After 18 months of intensive work, my eight-year-old son earned his blue belt in karate. For a young wiggly boy who has difficulty maintaining the concentration (and stillness!) required by his Sensei, this was a huge accomplishment. He proudly put on his blue belt and moved up to a completely different class level. And then something unusual happened. He began wanting to avoid karate class. And then he shocked me with this announcement: “Maybe I should stop karate and do something else.”
Finally, last night, he told me what was wrong: he didn’t know the new skills. “The boys in the class all know the new hokei so well. I don’t know what I’m doing.” Having spent the last ten years translating all the unspoken things that men and boys are feeling inside, I heard what was underneath the surface: Everyone is doing better than I, and I can’t keep up. I’m embarrassed … I feel inadequate. And since feeling inadequate is by far the most painful feeling for a male, a guy may instinctively prefer to check out rather than risk feeling this way any longer.

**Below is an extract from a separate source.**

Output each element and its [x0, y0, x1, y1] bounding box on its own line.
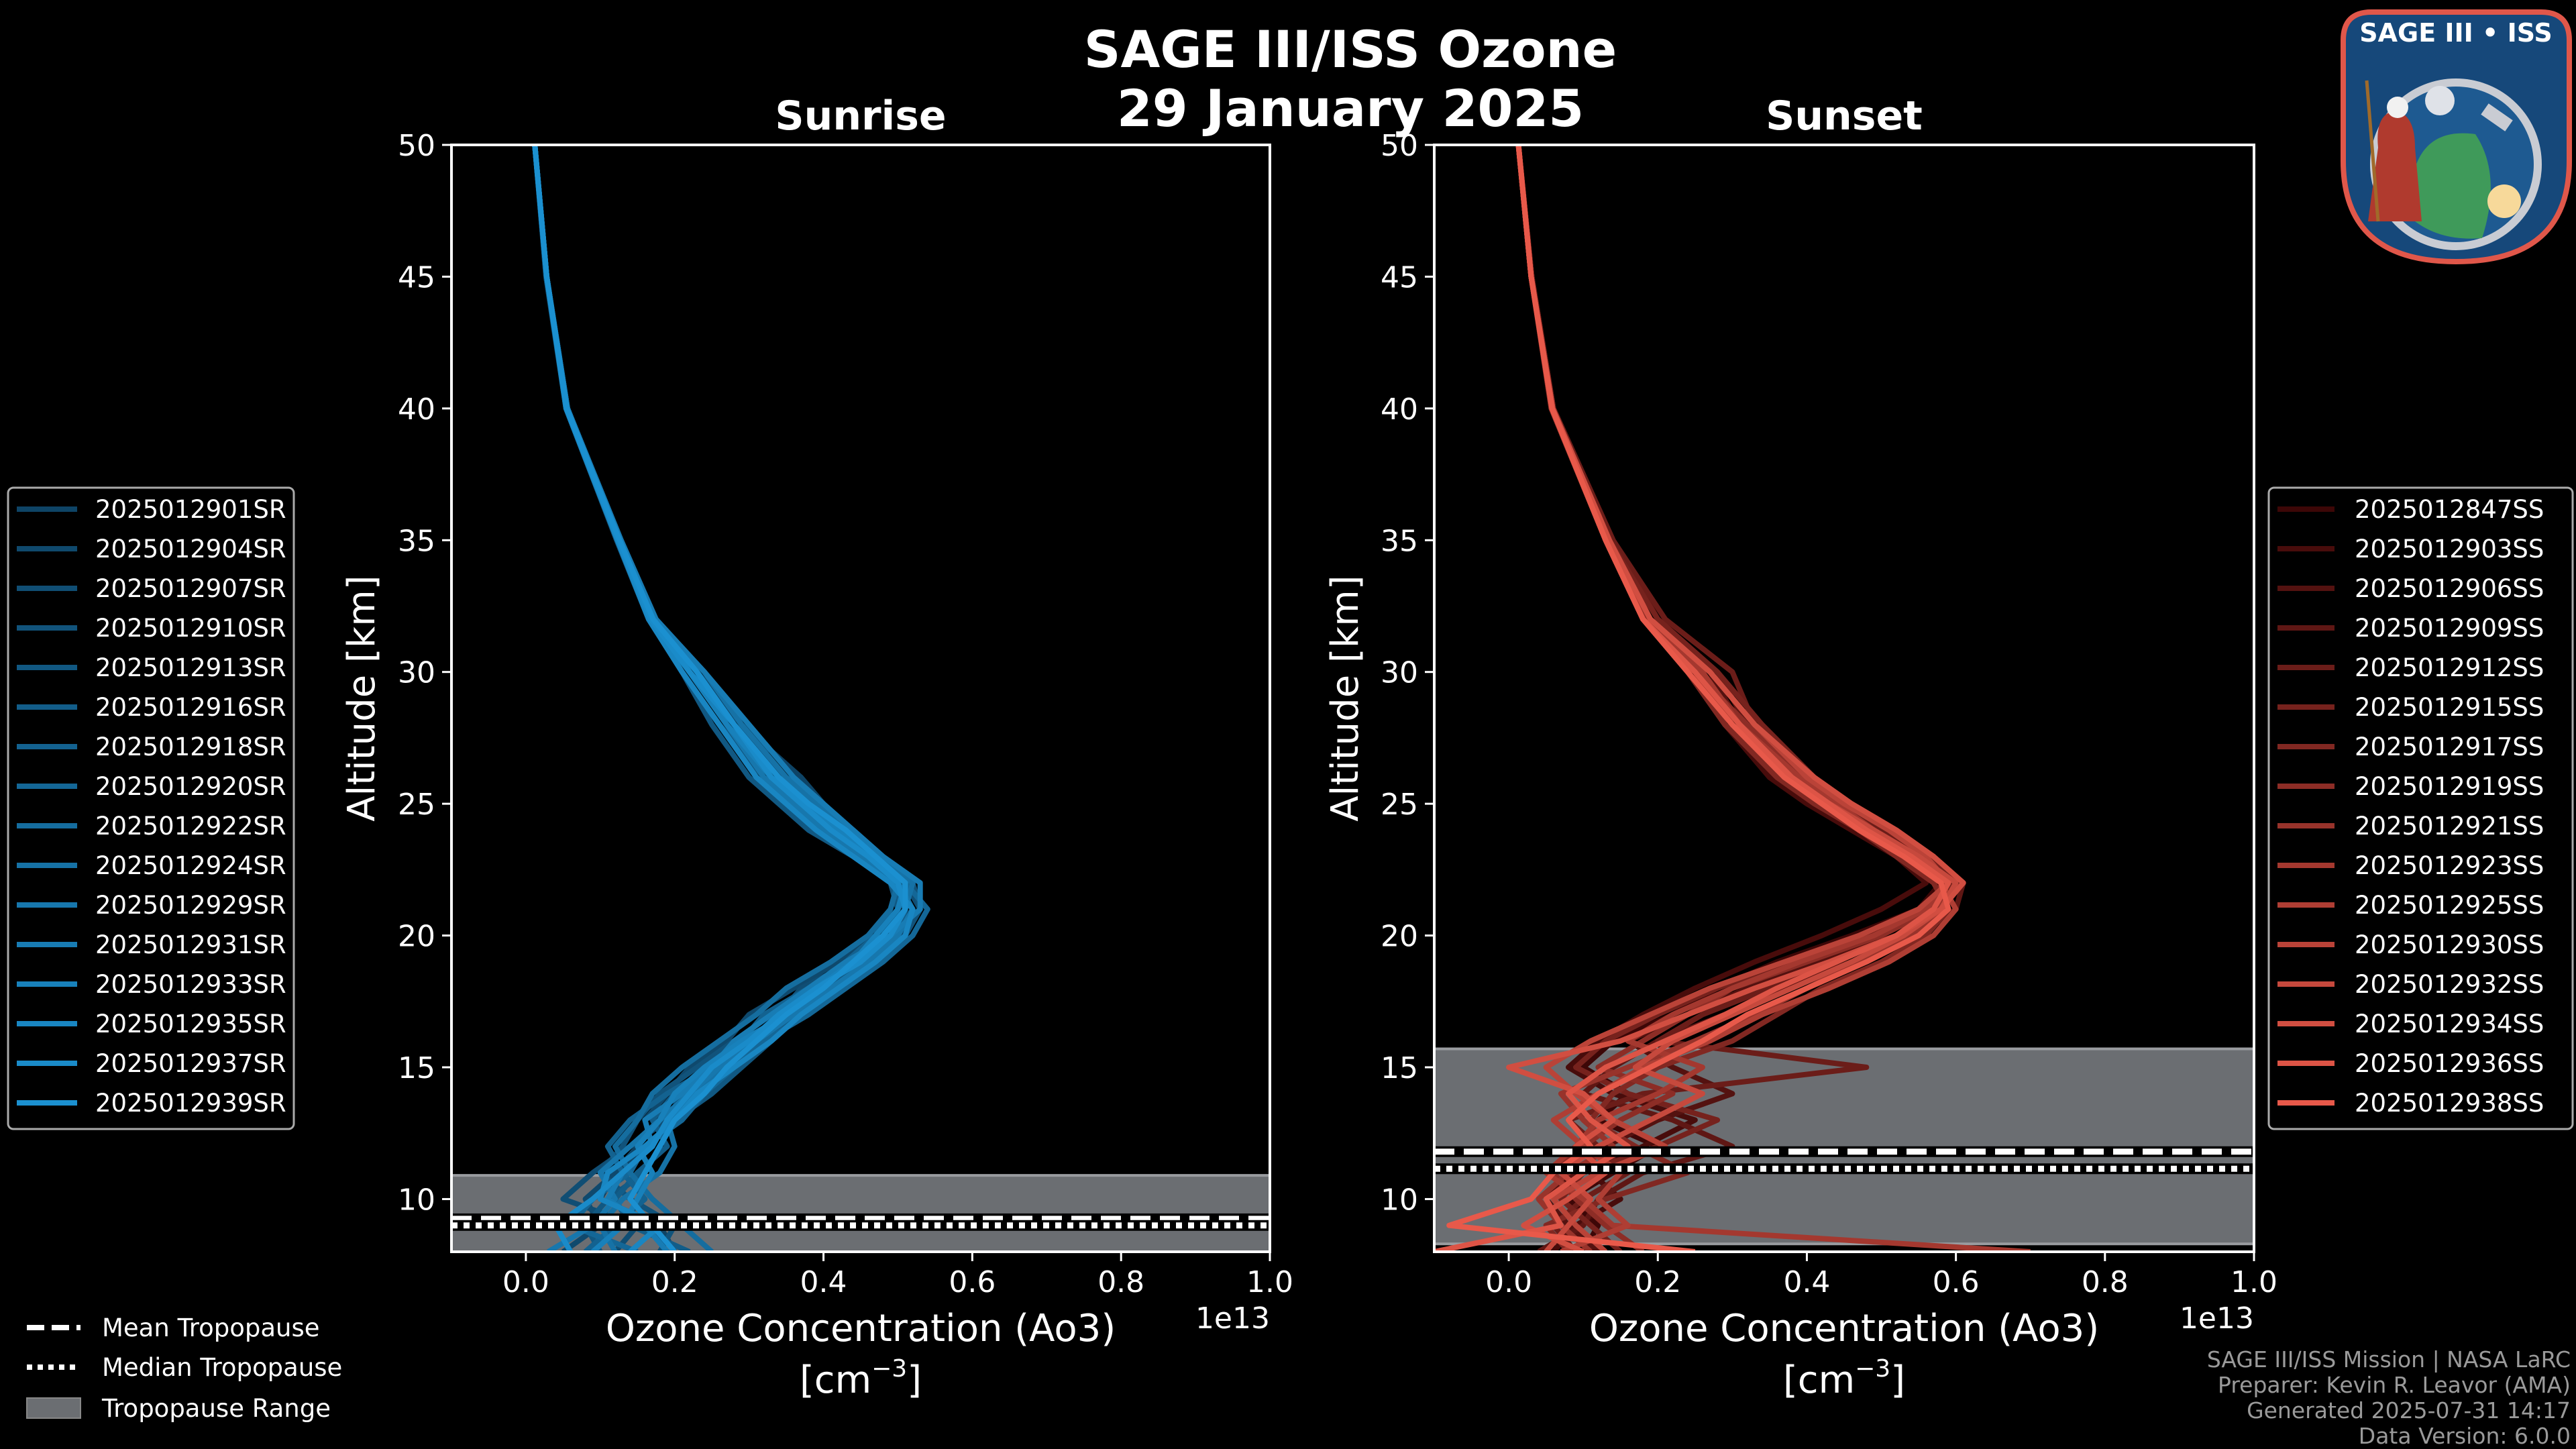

But of course, this type of discouragement is not limited to men. How many times have I compared myself or my success to someone else’s — and felt privately jealous or like I am found wanting? How many times have you? Not long ago, many years of work and intense personal dedication culminated in my releasing a new venture and a new book in a new arena. With great hopes, I released it … and watched as it quietly deflated. Depressed, I watched others in the same arena expand their reach by leaps and bounds. What was wrong with what I did? Was I not cut out for this?
Sigh. Maybe I should stop going this direction and do something else.
Hm … sounds familiar. …
This morning, my friend and assistant Julie forwarded me a blog post she had read by Jon Acuff talking about this exact dynamic — and it floored me. Acuff is an accomplished author and loves speaking on stage, but one day in the unfamiliar format of radio on an interview with a supremely accomplished radio host, he was feeling inadequate. The producer told him to remember that this host had been perfecting his skills in radio for 17 years.
Acuff said he realized a very important truth. “Never compare your beginning to someone else’s middle.”
I read those words and realized: there was my answer. And then I called my little boy over and read him the entire blog post. He went from squirming and anxious to pack his bag for school, to listening intently. He looked up at me and said, “That makes me feel good. I’m the only new kid in the blue belt class. But I won’t be for long.” And off he ran to school.
My heartfelt thanks from my son and me, Mr. Acuff. I’m the new kid right now, and it’s uncomfortable. But, God willing, I won’t be for long!